Очень поучительно, каждое слово – само по себе проповедь. Попроси его пояснить.
– Будьте любезны пояснить.
Ответ его был содержателен по части сведений.
– Тут все дело в изготовлении одежек.
– Одежек?
– Да. При моем рождении присутствовал некий полицейский, обладавший талантом наблюдения за ветрами. Талант этот в наши дни становится весьма редким. Как только я родился, он вышел на улицу и установил цвет ветра, дувшего наискось по холму. При себе у него был потайной сундучок, полный неких материалов и пузырьков; также имелись у него портновские инструменты. Он провел на улице что-то около десяти минут. А когда вернулся, в руке у него была одежка, и он велел моей матери надеть ее на меня.
– Где же он раздобыл эту одежку? – спросил я удивленно.
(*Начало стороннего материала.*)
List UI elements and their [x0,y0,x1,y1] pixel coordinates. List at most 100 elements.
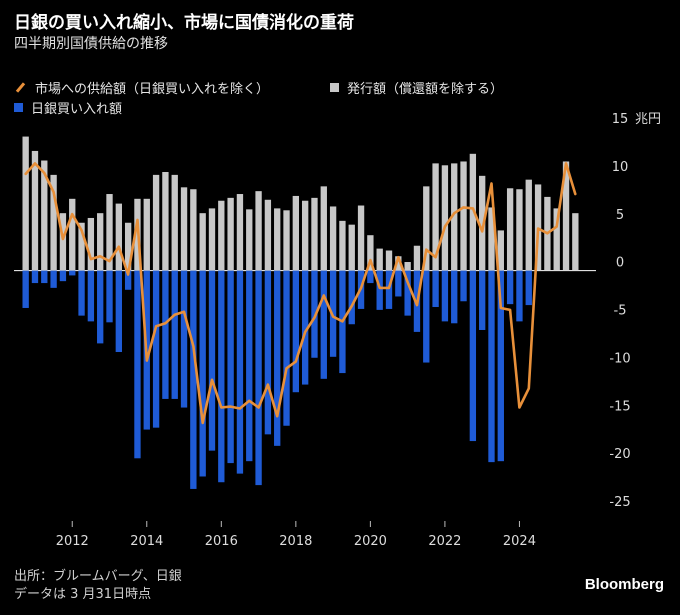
boj-bar [115,270,122,353]
chart-plot: 15 10 5 0 -5 -10 -15 -20 -25 兆円 2012 2014 2016 2018 20… [14,112,661,549]
issuance-bar [488,207,495,271]
y-tick-label: 0 [616,256,624,271]
x-tick-label: 2014 [130,534,163,549]
x-tick-label: 2020 [354,534,387,549]
source-note: 出所：ブルームバーグ、日銀 [14,569,182,584]
legend-swatch-issuance [330,83,339,92]
boj-bar [385,270,393,309]
issuance-bar [199,213,206,271]
issuance-bar [413,245,421,271]
issuance-bar [106,194,113,271]
issuance-bar [497,230,504,271]
issuance-bar [367,235,374,271]
issuance-bar [246,209,253,271]
boj-bar [162,270,169,399]
boj-bar [516,270,523,322]
boj-bar [264,270,272,435]
legend-item-boj: 日銀買い入れ額 [14,98,122,117]
boj-bar [506,270,514,305]
boj-bar [50,270,57,288]
y-tick-label: -5 [614,304,627,319]
issuance-bar [143,198,150,271]
boj-bar [283,270,290,426]
boj-bar [218,270,225,483]
boj-bar [69,270,76,276]
boj-bar [97,270,104,344]
issuance-bar [292,195,300,271]
boj-bar [432,270,439,308]
issuance-bar [339,220,346,271]
legend-item-issuance: 発行額（償還額を除する） [330,78,503,97]
boj-bar [208,270,216,451]
boj-bar [274,270,281,446]
legend-swatch-boj [14,103,23,112]
boj-bar [460,270,467,302]
bloomberg-logo: Bloomberg [584,576,664,593]
issuance-bar [320,186,327,271]
issuance-bar [50,174,57,271]
boj-bar [87,270,95,322]
boj-bar [451,270,458,324]
boj-bar [255,270,262,486]
issuance-bar [329,206,337,271]
boj-bar [246,270,253,462]
issuance-bar [115,203,122,271]
boj-bar [320,270,327,379]
boj-bar [469,270,477,442]
issuance-bar [404,262,411,271]
issuance-bar [423,186,430,271]
boj-bar [59,270,67,282]
boj-bar [376,270,383,310]
boj-bar [367,270,374,284]
issuance-bar [525,179,532,271]
legend-label-boj: 日銀買い入れ額 [31,102,123,117]
boj-bar [199,270,206,477]
issuance-bar [255,191,262,271]
issuance-bar [31,150,39,271]
boj-bar [134,270,141,459]
y-tick-label: 5 [616,208,624,223]
boj-bar [497,270,504,462]
y-tick-label: 10 [612,160,629,175]
issuance-bar [208,208,216,271]
issuance-bar [441,165,449,271]
issuance-bar [171,174,178,271]
boj-bar [488,270,495,463]
boj-bar [31,270,39,284]
issuance-bar [69,198,76,271]
x-tick-label: 2024 [503,534,536,549]
issuance-bar [190,189,197,271]
issuance-bar [22,136,29,271]
issuance-bar [218,200,225,271]
boj-bar [171,270,178,399]
issuance-bar [460,161,467,271]
y-tick-label: -20 [609,447,630,462]
issuance-bar [376,248,383,271]
y-tick-label: -15 [609,399,630,414]
x-tick-label: 2016 [205,534,238,549]
chart-subtitle: 四半期別国債供給の推移 [14,36,168,52]
issuance-bar [87,217,95,271]
chart-title: 日銀の買い入れ縮小、市場に国債消化の重荷 [14,13,354,33]
boj-bar [301,270,309,385]
boj-bar [227,270,234,464]
issuance-bar [357,205,365,271]
issuance-bar [385,250,393,271]
issuance-bar [152,174,160,271]
issuance-bar [479,175,486,271]
y-tick-label: -10 [609,351,630,366]
legend-item-market: 市場への供給額（日銀買い入れを除く） [14,78,269,97]
boj-bar [292,270,300,393]
x-tick-label: 2022 [428,534,461,549]
issuance-bar [283,210,290,271]
issuance-bar [78,222,85,271]
x-tick-label: 2018 [279,534,312,549]
y-tick-label: -25 [609,495,630,510]
boj-bar [236,270,244,474]
boj-bar [395,270,402,297]
boj-bar [124,270,132,290]
issuance-bar [506,188,514,271]
boj-bar [404,270,411,316]
boj-bar [441,270,449,322]
y-unit-label: 兆円 [635,112,661,127]
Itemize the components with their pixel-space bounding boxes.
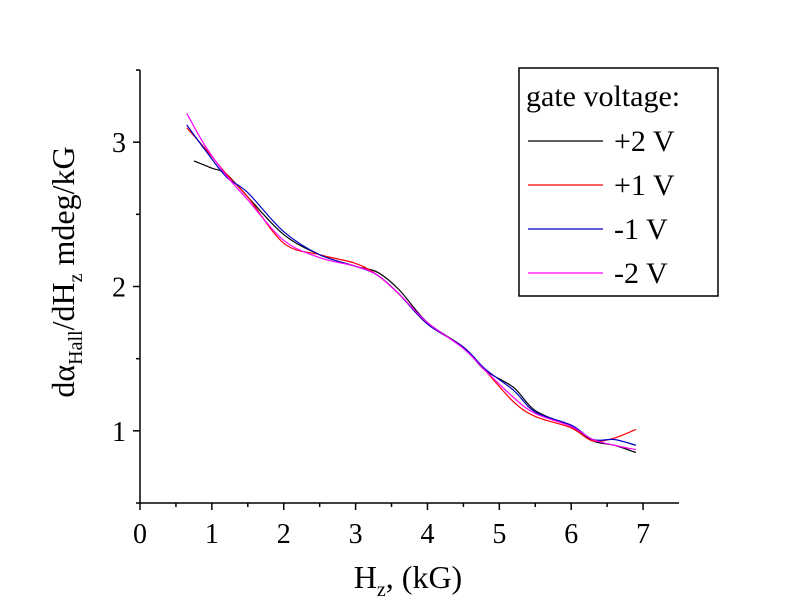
x-axis-label-rest: , (kG): [386, 559, 462, 595]
legend: gate voltage: +2 V +1 V -1 V -2 V: [518, 67, 719, 297]
x-axis-label: Hz, (kG): [354, 559, 462, 601]
y-axis-label-mid: /dH: [45, 282, 81, 330]
y-axis-label-sub2: z: [65, 273, 87, 282]
x-tick-label: 4: [420, 519, 434, 550]
x-tick-label: 0: [133, 519, 147, 550]
series-layer: [186, 113, 637, 454]
ticks: 0 1 2 3 4 5 6 7 1 2 3: [112, 69, 650, 550]
y-axis-label-rest: mdeg/kG: [45, 146, 81, 273]
y-axis-label-pre: dα: [45, 365, 81, 398]
legend-label: +1 V: [614, 169, 675, 202]
x-axis-label-sub: z: [377, 579, 386, 601]
series-line: [186, 113, 636, 451]
x-tick-label: 5: [492, 519, 506, 550]
legend-box: [518, 67, 719, 297]
y-tick-label: 1: [112, 417, 126, 448]
legend-title: gate voltage:: [526, 80, 680, 113]
y-axis-label: dαHall/dHz mdeg/kG: [45, 146, 87, 397]
legend-label: +2 V: [614, 125, 675, 158]
x-tick-label: 7: [636, 519, 650, 550]
x-tick-label: 3: [349, 519, 363, 550]
legend-entries: +2 V +1 V -1 V -2 V: [528, 125, 675, 290]
y-tick-label: 3: [112, 128, 126, 159]
y-axis-label-sub1: Hall: [65, 330, 87, 365]
legend-label: -1 V: [614, 213, 668, 246]
legend-label: -2 V: [614, 257, 668, 290]
x-axis-label-main: H: [354, 559, 377, 595]
x-tick-label: 1: [205, 519, 219, 550]
y-tick-label: 2: [112, 273, 126, 304]
series-line: [186, 124, 637, 446]
x-tick-label: 2: [277, 519, 291, 550]
x-tick-label: 6: [564, 519, 578, 550]
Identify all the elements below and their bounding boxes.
– Сам ее изготовил по секрету на заднем дворе – вполне вероятно, что в коровнике. Она была такая тоненькая, легкая, что тончайший муслин, сплетенный пауком, – совсем не разглядеть, если поднять в воздух, но, когда свет падал под определенным углом, порой удавалось случайно заметить ее краешек. То было чистейшее, совершеннейшее воплощение кожного покрова светло-желтого цвета. Этот желтый и был цвет ветра моего рождения.
– Ах вот оно что, – сказал я. Чрезвычайно изящное понятие.
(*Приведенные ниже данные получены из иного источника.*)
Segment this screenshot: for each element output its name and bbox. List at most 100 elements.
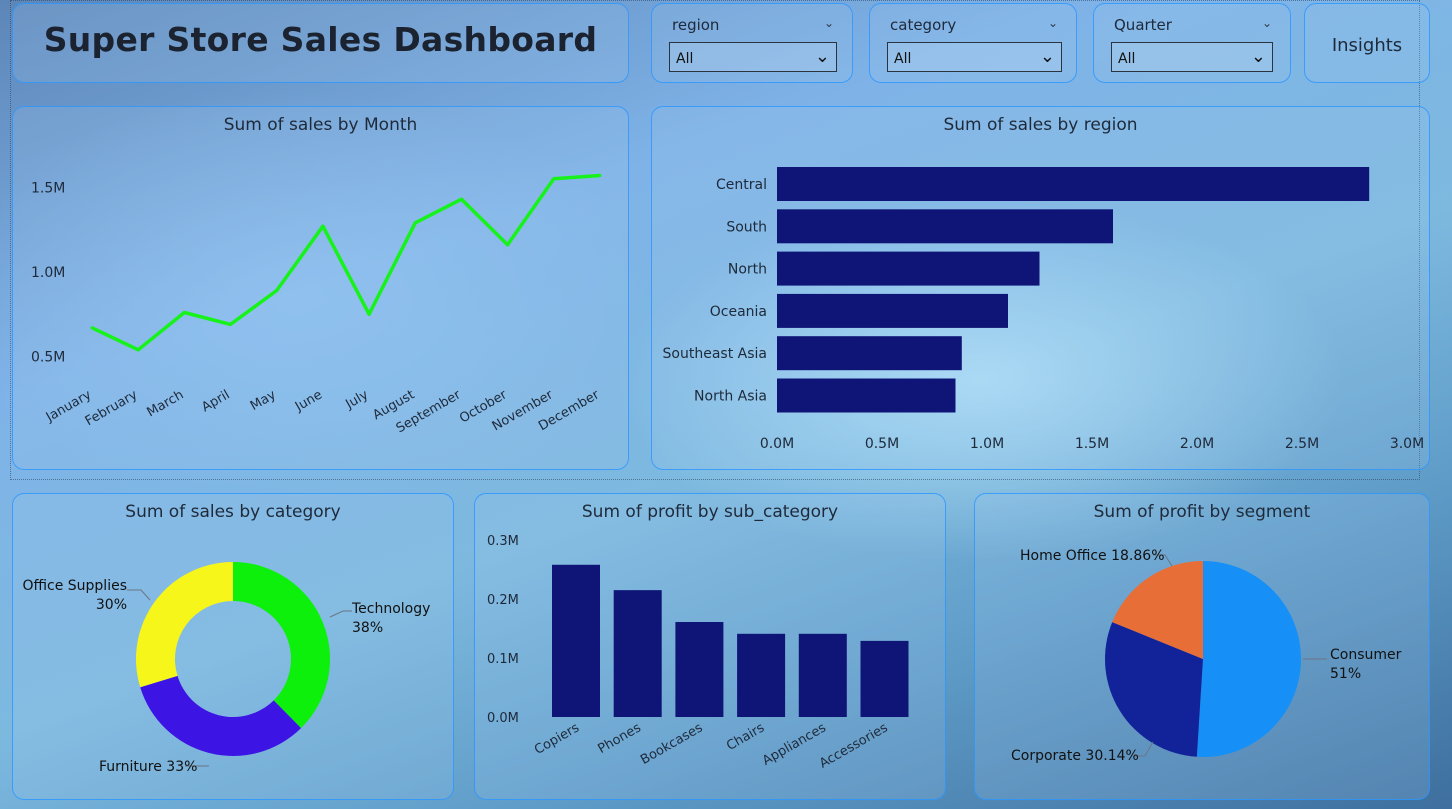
slice-label: Furniture 33% xyxy=(99,759,197,775)
line-point xyxy=(459,197,463,201)
y-tick-label: 1.0M xyxy=(31,265,65,281)
sales-line xyxy=(91,173,601,352)
sales-by-category-title: Sum of sales by category xyxy=(125,502,341,522)
chevron-down-icon[interactable]: ⌄ xyxy=(1039,46,1055,67)
subcategory-bar xyxy=(675,622,724,717)
y-tick-label: 0.0M xyxy=(487,711,519,726)
subcategory-bar xyxy=(860,640,909,717)
y-tick-label: North xyxy=(728,262,767,278)
x-tick-label: Copiers xyxy=(532,720,582,758)
profit-by-segment-title: Sum of profit by segment xyxy=(1093,502,1311,522)
profit-by-segment-chart: Consumer 51% Corporate 30.14% Home Office 1… xyxy=(1011,548,1402,764)
chevron-down-icon[interactable]: ⌄ xyxy=(823,16,834,30)
region-dropdown-value: All xyxy=(676,51,694,67)
slice-label: Office Supplies xyxy=(22,578,127,594)
slice-label: Home Office 18.86% xyxy=(1020,548,1165,564)
region-bar xyxy=(777,209,1113,244)
category-dropdown[interactable]: All ⌄ xyxy=(887,42,1062,72)
region-dropdown[interactable]: All ⌄ xyxy=(669,42,837,72)
x-tick-label: 2.5M xyxy=(1285,436,1319,452)
x-tick-label: Chairs xyxy=(724,720,767,754)
title-card: Super Store Sales Dashboard xyxy=(12,3,629,83)
insights-label: Insights xyxy=(1331,35,1403,56)
y-tick-label: 1.5M xyxy=(31,180,65,196)
quarter-dropdown[interactable]: All ⌄ xyxy=(1111,42,1273,72)
y-tick-label: South xyxy=(726,219,767,235)
x-tick-label: 0.5M xyxy=(865,436,899,452)
y-tick-label: North Asia xyxy=(694,389,767,405)
y-tick-label: Central xyxy=(716,177,767,193)
region-bar xyxy=(777,378,956,413)
category-slice xyxy=(136,562,233,688)
y-tick-label: 0.3M xyxy=(487,534,519,549)
subcategory-bar xyxy=(798,633,847,717)
x-tick-label: March xyxy=(145,387,187,420)
slice-label: 30% xyxy=(96,597,127,613)
line-point xyxy=(552,177,556,181)
slice-label: Corporate 30.14% xyxy=(1011,748,1139,764)
subcategory-bar xyxy=(552,564,600,717)
y-tick-label: 0.2M xyxy=(487,593,519,608)
quarter-dropdown-value: All xyxy=(1118,51,1136,67)
chevron-down-icon[interactable]: ⌄ xyxy=(1047,16,1058,30)
category-slice xyxy=(140,675,302,756)
quarter-slicer-label: Quarter xyxy=(1114,16,1172,34)
slice-label: Consumer xyxy=(1330,647,1402,663)
region-bar xyxy=(777,251,1040,286)
line-point xyxy=(229,322,233,326)
chevron-down-icon[interactable]: ⌄ xyxy=(1250,46,1266,67)
line-point xyxy=(275,289,279,293)
sales-by-category-card: Sum of sales by category Technology 38% Fu… xyxy=(12,493,454,800)
category-dropdown-value: All xyxy=(894,51,912,67)
x-tick-label: 3.0M xyxy=(1390,436,1424,452)
line-point xyxy=(136,348,140,352)
region-slicer[interactable]: region ⌄ All ⌄ xyxy=(651,3,853,83)
leader-line xyxy=(329,610,352,618)
profit-by-subcategory-title: Sum of profit by sub_category xyxy=(581,502,839,522)
chevron-down-icon[interactable]: ⌄ xyxy=(814,46,830,67)
category-slice xyxy=(233,562,330,729)
leader-line xyxy=(1153,554,1173,567)
sales-by-region-title: Sum of sales by region xyxy=(943,115,1138,135)
subcategory-bar xyxy=(613,590,662,717)
region-slicer-label: region xyxy=(672,16,720,34)
line-point xyxy=(506,243,510,247)
region-bar xyxy=(777,336,962,371)
x-tick-label: 1.5M xyxy=(1075,436,1109,452)
x-tick-label: July xyxy=(342,387,371,412)
x-tick-label: April xyxy=(199,387,232,415)
line-point xyxy=(367,312,371,316)
y-tick-label: Oceania xyxy=(710,304,767,320)
x-tick-label: February xyxy=(83,387,141,429)
segment-slice xyxy=(1196,561,1302,757)
sales-by-month-card: Sum of sales by Month 0.5M 1.0M 1.5M Januar… xyxy=(12,106,629,470)
slice-label: 38% xyxy=(352,620,383,636)
leader-line xyxy=(127,589,151,601)
quarter-slicer[interactable]: Quarter ⌄ All ⌄ xyxy=(1093,3,1291,83)
profit-by-segment-card: Sum of profit by segment Consumer 51% Corp… xyxy=(974,493,1430,800)
chevron-down-icon[interactable]: ⌄ xyxy=(1261,16,1272,30)
x-tick-label: Bookcases xyxy=(638,720,705,768)
x-tick-label: 0.0M xyxy=(760,436,794,452)
line-point xyxy=(182,311,186,315)
line-point xyxy=(321,224,325,228)
sales-by-region-card: Sum of sales by region Central South North… xyxy=(651,106,1430,470)
y-tick-label: 0.5M xyxy=(31,350,65,366)
x-tick-label: Accessories xyxy=(817,720,891,771)
line-point xyxy=(598,173,602,177)
x-tick-label: June xyxy=(292,387,325,415)
region-bar xyxy=(777,293,1008,328)
category-slicer[interactable]: category ⌄ All ⌄ xyxy=(869,3,1077,83)
insights-button[interactable]: Insights xyxy=(1304,3,1430,83)
x-tick-label: 1.0M xyxy=(970,436,1004,452)
profit-by-subcategory-card: Sum of profit by sub_category 0.0M 0.1M 0.… xyxy=(474,493,946,800)
y-tick-label: 0.1M xyxy=(487,652,519,667)
y-tick-label: Southeast Asia xyxy=(663,346,767,362)
dashboard-title: Super Store Sales Dashboard xyxy=(43,20,598,59)
leader-line xyxy=(1133,741,1154,757)
slice-label: 51% xyxy=(1330,666,1361,682)
sales-by-category-chart: Technology 38% Furniture 33% Office Supplie… xyxy=(22,562,430,775)
x-tick-label: May xyxy=(248,387,279,414)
– Каждый раз, когда наступал день моего рождения, – продолжал старик Мэтерс, – мне дарили новую одежку, точь-в-точь такую же, только надевалась она не вместо прежней, а поверх нее. Чтобы Вы могли оценить чрезвычайную деликатность и тонкость материала, я Вам скажу, что даже когда на мне, пятилетнем, этих одежек было целых пять, все равно казалось, будто я стою нагишом. Нагота это, однако, была особого, желтоватого свойства. Разумеется, носить другое платье поверх этих одежек не возбранялось. Я обычно носил пальто. Но каждый год мне доставалась новая одежка.
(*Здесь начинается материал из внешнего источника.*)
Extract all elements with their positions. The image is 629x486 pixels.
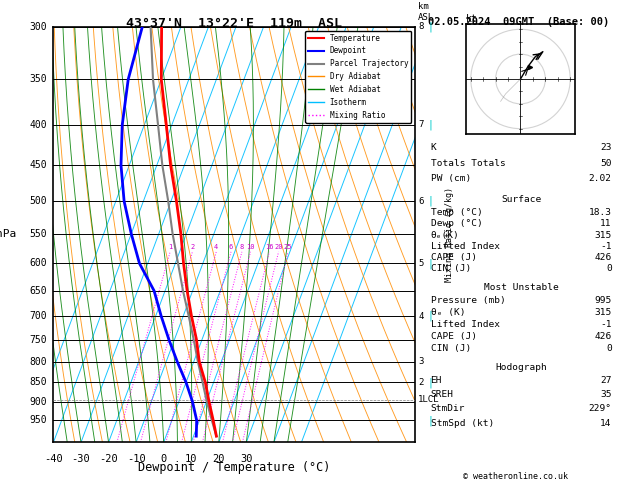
Text: 2.02: 2.02 xyxy=(589,174,611,183)
Text: -20: -20 xyxy=(99,454,118,465)
Text: 450: 450 xyxy=(30,160,47,170)
Text: -30: -30 xyxy=(72,454,91,465)
Text: 23: 23 xyxy=(600,143,611,152)
Text: 25: 25 xyxy=(284,244,292,250)
Text: 10: 10 xyxy=(185,454,198,465)
Text: 2: 2 xyxy=(190,244,194,250)
Text: 500: 500 xyxy=(30,196,47,206)
Text: 7: 7 xyxy=(418,121,424,129)
Text: 16: 16 xyxy=(265,244,274,250)
Text: |: | xyxy=(428,120,434,130)
Text: θₑ(K): θₑ(K) xyxy=(431,231,459,240)
Text: Totals Totals: Totals Totals xyxy=(431,158,505,168)
Text: 995: 995 xyxy=(594,295,611,305)
Text: -10: -10 xyxy=(127,454,145,465)
Text: K: K xyxy=(431,143,437,152)
Text: |: | xyxy=(428,377,434,388)
Text: Surface: Surface xyxy=(501,195,541,204)
Text: 4: 4 xyxy=(214,244,218,250)
Text: 0: 0 xyxy=(606,344,611,353)
Text: 2: 2 xyxy=(418,378,424,387)
Text: EH: EH xyxy=(431,376,442,385)
Text: CAPE (J): CAPE (J) xyxy=(431,253,477,262)
Text: 10: 10 xyxy=(247,244,255,250)
Text: 8: 8 xyxy=(240,244,244,250)
Text: StmSpd (kt): StmSpd (kt) xyxy=(431,418,494,428)
Text: 900: 900 xyxy=(30,397,47,407)
Text: 18.3: 18.3 xyxy=(589,208,611,217)
Text: |: | xyxy=(428,21,434,32)
Text: Temp (°C): Temp (°C) xyxy=(431,208,482,217)
Text: CIN (J): CIN (J) xyxy=(431,344,471,353)
Text: StmDir: StmDir xyxy=(431,404,465,413)
Text: 600: 600 xyxy=(30,259,47,268)
Text: 30: 30 xyxy=(240,454,253,465)
Text: 35: 35 xyxy=(600,390,611,399)
Text: Dewp (°C): Dewp (°C) xyxy=(431,220,482,228)
Text: km
ASL: km ASL xyxy=(418,2,435,22)
Text: 700: 700 xyxy=(30,311,47,321)
Text: 1: 1 xyxy=(168,244,172,250)
Text: 27: 27 xyxy=(600,376,611,385)
Text: 950: 950 xyxy=(30,416,47,425)
Text: -1: -1 xyxy=(600,320,611,329)
Text: Hodograph: Hodograph xyxy=(495,363,547,372)
Text: 1LCL: 1LCL xyxy=(418,396,440,404)
Text: 650: 650 xyxy=(30,286,47,296)
Text: -40: -40 xyxy=(44,454,63,465)
Text: -1: -1 xyxy=(600,242,611,251)
Text: 300: 300 xyxy=(30,22,47,32)
Text: hPa: hPa xyxy=(0,229,16,240)
Text: 20: 20 xyxy=(274,244,283,250)
Text: Lifted Index: Lifted Index xyxy=(431,242,499,251)
Text: 5: 5 xyxy=(418,259,424,268)
Text: SREH: SREH xyxy=(431,390,454,399)
Text: 850: 850 xyxy=(30,377,47,387)
Text: 750: 750 xyxy=(30,335,47,345)
Text: 0: 0 xyxy=(160,454,167,465)
Legend: Temperature, Dewpoint, Parcel Trajectory, Dry Adiabat, Wet Adiabat, Isotherm, Mi: Temperature, Dewpoint, Parcel Trajectory… xyxy=(305,31,411,122)
Text: 0: 0 xyxy=(606,264,611,274)
Text: CAPE (J): CAPE (J) xyxy=(431,332,477,341)
Text: PW (cm): PW (cm) xyxy=(431,174,471,183)
Text: 426: 426 xyxy=(594,253,611,262)
Text: © weatheronline.co.uk: © weatheronline.co.uk xyxy=(464,472,568,481)
Text: 02.05.2024  09GMT  (Base: 00): 02.05.2024 09GMT (Base: 00) xyxy=(428,17,610,27)
Text: 229°: 229° xyxy=(589,404,611,413)
Text: Most Unstable: Most Unstable xyxy=(484,283,559,292)
Text: Lifted Index: Lifted Index xyxy=(431,320,499,329)
Text: 6: 6 xyxy=(229,244,233,250)
Text: 8: 8 xyxy=(418,22,424,31)
Text: Dewpoint / Temperature (°C): Dewpoint / Temperature (°C) xyxy=(138,461,330,474)
Text: 550: 550 xyxy=(30,229,47,239)
Text: 11: 11 xyxy=(600,220,611,228)
Text: Pressure (mb): Pressure (mb) xyxy=(431,295,505,305)
Text: Mixing Ratio (g/kg): Mixing Ratio (g/kg) xyxy=(445,187,454,282)
Text: θₑ (K): θₑ (K) xyxy=(431,308,465,317)
Text: 315: 315 xyxy=(594,308,611,317)
Text: kt: kt xyxy=(466,14,477,24)
Text: 315: 315 xyxy=(594,231,611,240)
Text: 3: 3 xyxy=(418,357,424,366)
Text: 4: 4 xyxy=(418,312,424,321)
Text: |: | xyxy=(428,196,434,207)
Text: 800: 800 xyxy=(30,357,47,366)
Text: |: | xyxy=(428,258,434,269)
Text: 426: 426 xyxy=(594,332,611,341)
Text: 20: 20 xyxy=(213,454,225,465)
Text: 43°37'N  13°22'E  119m  ASL: 43°37'N 13°22'E 119m ASL xyxy=(126,17,342,30)
Text: 350: 350 xyxy=(30,74,47,85)
Text: 14: 14 xyxy=(600,418,611,428)
Text: 6: 6 xyxy=(418,197,424,206)
Text: |: | xyxy=(428,311,434,321)
Text: CIN (J): CIN (J) xyxy=(431,264,471,274)
Text: 50: 50 xyxy=(600,158,611,168)
Text: |: | xyxy=(428,415,434,426)
Text: 400: 400 xyxy=(30,120,47,130)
– Откуда Вы их получали? – спросил я.
– Из полиции. Их приносили прямо ко мне домой, пока я не подрос и не стал сам ходить за ними в казармы.
– Как же все это позволяет предсказать жизненный срок?
– Я Вам объясню. Каков бы твой цвет ни был, твоя одежка при рождении дает о нем непогрешимое представление. С каждым годом, с каждой одежкой цвет становится все темнее и заметнее. Что до меня самого, то яркий, полнокровный желтый оттенок я приобрел к пятнадцати годам, хотя при рождении он был до того светлым, что его было не различить. Теперь, когда мне под семьдесят, цвет мой светло-коричневый. По мере появления одежек на протяжении грядущих лет он будет темнеть, сделается темно-коричневым, затем превратится в тусклое красное дерево, а после неизбежно перейдет в ту разновидность темно-темно-коричневого, что принято отождествлять с портером.
– А потом?
– Одним словом, цвет постепенно темнеет, одежка за одежкой, год за годом, пока не сделается на вид черным. В конце концов наступит день, когда при добавлении следующей одежки достигнута будет настоящая, полная чернота. В этот день я умру.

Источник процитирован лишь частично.